CheckMate 025 excluded patients with nccRCC. In comparison, 23.1% of patients in the current analysis had nccRCC. Nivolumab treatment in these patients appeared to be effective, and consistent efficacy was observed in the subgroup analyses regardless of tissue type; the overall response rate by subtype was papillary 12.5% (1/8), chromophobe 0% (0/2), spindle cell 40% (2/5), and other 33.3% (7/21), supporting the potential to treat a broader population of mRCC patients in this study. Our data obtained from nccRCC patients are consistent with the recent report of the CheckMate 374 study, in which clinically meaningful antitumor activity was reported in patients with advanced or metastatic nccRCC [17].

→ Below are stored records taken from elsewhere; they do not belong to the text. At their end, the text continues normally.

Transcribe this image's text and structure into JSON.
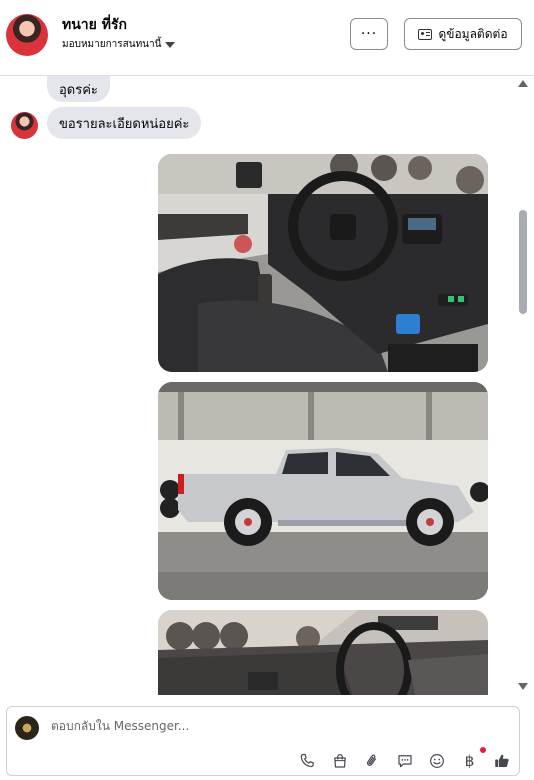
{
  "header": {
    "contact_name": "ทนาย ที่รัก",
    "assign_label": "มอบหมายการสนทนานี้",
    "more_label": "···",
    "view_info_label": "ดูข้อมูลติดต่อ"
  },
  "messages": [
    {
      "text": "อุดรค่ะ"
    },
    {
      "text": "ขอรายละเอียดหน่อยค่ะ"
    }
  ],
  "photos": [
    {
      "subject": "interior-dashboard"
    },
    {
      "subject": "silver-pickup-truck-side"
    },
    {
      "subject": "interior-dashboard-front"
    }
  ],
  "composer": {
    "placeholder": "ตอบกลับใน Messenger..."
  },
  "toolbar": {
    "icons": [
      "phone-icon",
      "shopping-bag-icon",
      "paperclip-icon",
      "chat-bubble-icon",
      "smiley-icon",
      "baht-icon",
      "thumbs-up-icon"
    ],
    "baht_symbol": "฿"
  },
  "colors": {
    "bubble": "#e4e6eb",
    "like_icon": "#444950",
    "notification_dot": "#e41e3f"
  }
}
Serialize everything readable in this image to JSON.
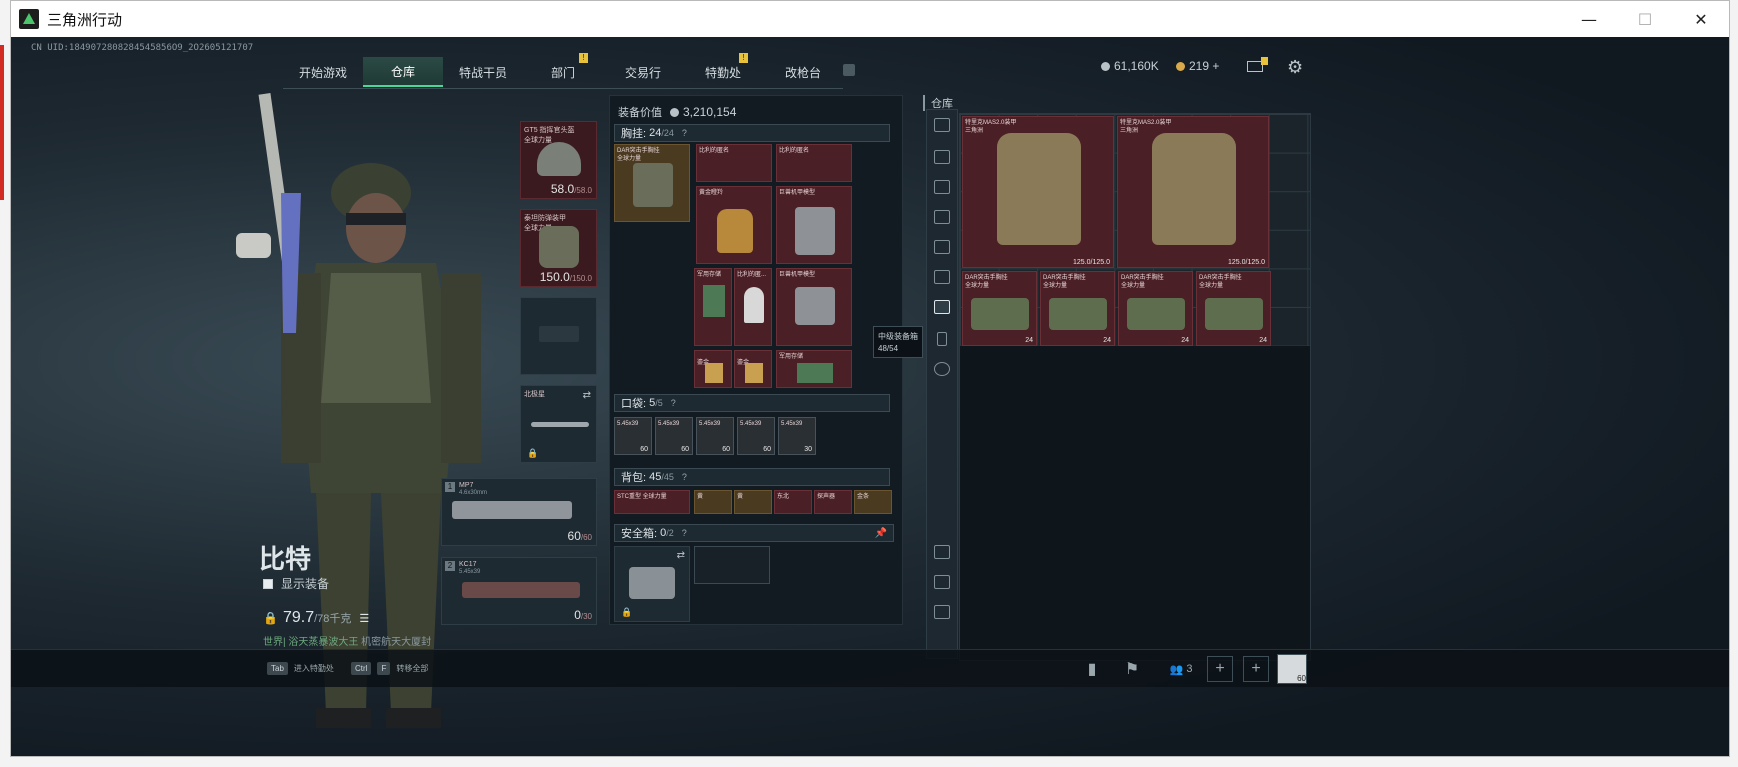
{
  "window": {
    "title": "三角洲行动",
    "controls": [
      "—",
      "☐",
      "✕"
    ]
  },
  "uid": "CN UID:1849072808284545856O9_2O2605121707",
  "nav": {
    "tabs": [
      {
        "label": "开始游戏",
        "active": false,
        "badge": ""
      },
      {
        "label": "仓库",
        "active": true,
        "badge": ""
      },
      {
        "label": "特战干员",
        "active": false,
        "badge": ""
      },
      {
        "label": "部门",
        "active": false,
        "badge": "!"
      },
      {
        "label": "交易行",
        "active": false,
        "badge": ""
      },
      {
        "label": "特勤处",
        "active": false,
        "badge": "!"
      },
      {
        "label": "改枪台",
        "active": false,
        "badge": ""
      }
    ]
  },
  "currency": {
    "silver": "61,160K",
    "gold": "219",
    "plus": "+"
  },
  "operator": {
    "name": "比特",
    "show_gear_label": "显示装备",
    "weight": "79.7",
    "weight_max": "/78千克",
    "world_msg_prefix": "世界| 浴天蒸暴波大王",
    "world_msg_suffix": "机密航天大厦封"
  },
  "gear": {
    "helmet": {
      "label": "GT5 指挥官头盔\n全球力量",
      "value": "58.0",
      "max": "/58.0"
    },
    "armor": {
      "label": "泰坦防弹装甲\n全球力量",
      "value": "150.0",
      "max": "/150.0"
    },
    "melee": {
      "label": "北极星"
    },
    "primary1": {
      "slot": "1",
      "label": "MP7",
      "sub": "4.6x30mm",
      "ammo": "60",
      "ammo_max": "/60"
    },
    "primary2": {
      "slot": "2",
      "label": "KC17",
      "sub": "5.45x39",
      "ammo": "0",
      "ammo_max": "/30"
    }
  },
  "inventory": {
    "value_label": "装备价值",
    "value": "3,210,154",
    "chest": {
      "label": "胸挂:",
      "count": "24",
      "max": "/24",
      "q": "?"
    },
    "chest_rig": {
      "label": "DAR突击手胸挂\n全球力量"
    },
    "chest_items": [
      {
        "label": "比利的匿名",
        "style": "red"
      },
      {
        "label": "比利的匿名",
        "style": "red"
      },
      {
        "label": "黄金瞪羚",
        "style": "red"
      },
      {
        "label": "巨兽机甲模型",
        "style": "red"
      },
      {
        "label": "军用存储",
        "style": "red"
      },
      {
        "label": "比利的匿...",
        "style": "red"
      },
      {
        "label": "巨兽机甲模型",
        "style": "red"
      },
      {
        "label": "鎏金",
        "style": "red"
      },
      {
        "label": "鎏金",
        "style": "red"
      },
      {
        "label": "军用存储",
        "style": "red"
      }
    ],
    "pockets": {
      "label": "口袋:",
      "count": "5",
      "max": "/5",
      "q": "?",
      "items": [
        {
          "label": "5.45x39",
          "count": "60"
        },
        {
          "label": "5.45x39",
          "count": "60"
        },
        {
          "label": "5.45x39",
          "count": "60"
        },
        {
          "label": "5.45x39",
          "count": "60"
        },
        {
          "label": "5.45x39",
          "count": "30"
        }
      ]
    },
    "backpack": {
      "label": "背包:",
      "count": "45",
      "max": "/45",
      "q": "?",
      "items": [
        {
          "label": "STC重型 全球力量"
        },
        {
          "label": "黄"
        },
        {
          "label": "黄"
        },
        {
          "label": "东北"
        },
        {
          "label": "探声器"
        },
        {
          "label": "金条"
        }
      ]
    },
    "safe": {
      "label": "安全箱:",
      "count": "0",
      "max": "/2",
      "q": "?"
    }
  },
  "tooltip": {
    "title": "中级装备箱",
    "value": "48/54"
  },
  "stash": {
    "label": "仓库",
    "armors": [
      {
        "label": "特里克MAS2.0装甲\n三角洲",
        "value": "125.0/125.0"
      },
      {
        "label": "特里克MAS2.0装甲\n三角洲",
        "value": "125.0/125.0"
      }
    ],
    "rigs": [
      {
        "label": "DAR突击手胸挂\n全球力量",
        "count": "24"
      },
      {
        "label": "DAR突击手胸挂\n全球力量",
        "count": "24"
      },
      {
        "label": "DAR突击手胸挂\n全球力量",
        "count": "24"
      },
      {
        "label": "DAR突击手胸挂\n全球力量",
        "count": "24"
      }
    ]
  },
  "bottom": {
    "hint1_key": "Tab",
    "hint1": "进入特勤处",
    "hint2_key": "Ctrl",
    "hint2_key2": "F",
    "hint2": "转移全部",
    "squad_count": "3",
    "avatar_level": "60"
  }
}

It has been reported that patients treated with TKI as first-line therapy for less than 6 months (defined as ‘TKI-resistant’) have a poor prognosis and that subsequent therapies are less effective [5]. The current analysis could suggest that both TKI-resistant (first-line TKI duration < 6 months) and TKI-non-resistant patients (first-line TKI duration ≥ 6 months) may obtain benefit from nivolumab treatment because PFS (4.8 months vs. 7.0 months) and ORR (16.7% vs. 30.6%) with nivolumab were comparable (Online Resource 1e).

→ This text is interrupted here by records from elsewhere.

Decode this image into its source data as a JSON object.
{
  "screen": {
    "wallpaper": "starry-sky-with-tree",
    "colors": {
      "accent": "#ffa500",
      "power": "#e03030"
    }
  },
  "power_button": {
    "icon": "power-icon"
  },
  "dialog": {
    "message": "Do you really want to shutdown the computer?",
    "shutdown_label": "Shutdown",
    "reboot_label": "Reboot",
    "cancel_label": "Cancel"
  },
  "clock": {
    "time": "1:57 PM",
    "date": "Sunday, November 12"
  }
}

IMDC is commonly used as a prognostic factor in renal cell carcinoma [20]. In our subgroup analyses, all IMDC risk classes had similar ORR, but platelet level was an independent risk factor for PFS. Similarly, ECOG PS has also been used as a prognostic factor in other carcinomas [21]. In this analysis, ECOG PS was considered as an independent risk factor for PFS, but the lack of significant differences indicated that it was not a risk factor for ORR. Multivariate analyses showed the benefit of nivolumab was obtained in patients with good ECOG PS, platelet < ULN and lower LDH. However, it is unclear whether patients with poor ECOG PS, platelet ≥ ULN and higher LDH treated with nivolumab get more benefit than those treated with TKI or mTORi. In other carcinomas, the onset of irAEs has been reported to be associated with improvements in PFS and OS [22]. Consistent with this, in our study, a high ORR and prolonged PFS were observed in irAE-expressing patients, although the presence of irAEs was not an independent risk factor. However, in this analysis, the relationship between the onset time of irAE and efficacy for nivolumab is unclear.

Several irAEs, including pulmonary toxicity, gastrointestinal toxicity, nephrotoxicity, blood toxicity, and metabolism and nutrition disorders generally resulted in discontinuation of nivolumab treatment, whereas more than half of patients with an endocrine disorder and skin toxicity continued nivolumab treatment with appropriate manipulations (Online Resource 3). Thus, it is important for oncologists to manage irAEs properly.

Limitations

This study has several limitations, including the retrospective, observational design, and the small number of study sites, which may be insufficient to accurately reflect the entire Japanese mRCC population. The short observation period was another limitation of this study. As in other retrospective observational studies, only the data entered into the medical records are available for analysis, and no additional information can be obtained. Therefore, some records might be improperly collected, and the required information might be missing. These limitations may lead to underestimation and/or overestimation during the resultant analyses.

Conclusions

Nivolumab was effective and well-tolerated in the Japanese real-world setting, with outcomes consistent with the results of the CheckMate 025 clinical trial. No new safety signals were observed. Real-world nivolumab efficacy was found to be similar across all patient subpopulations, even those with poor prognosis who were not included in the clinical trial population. Long-term prognostic data will continue to be collected in this ongoing study and will be reported in a future publication.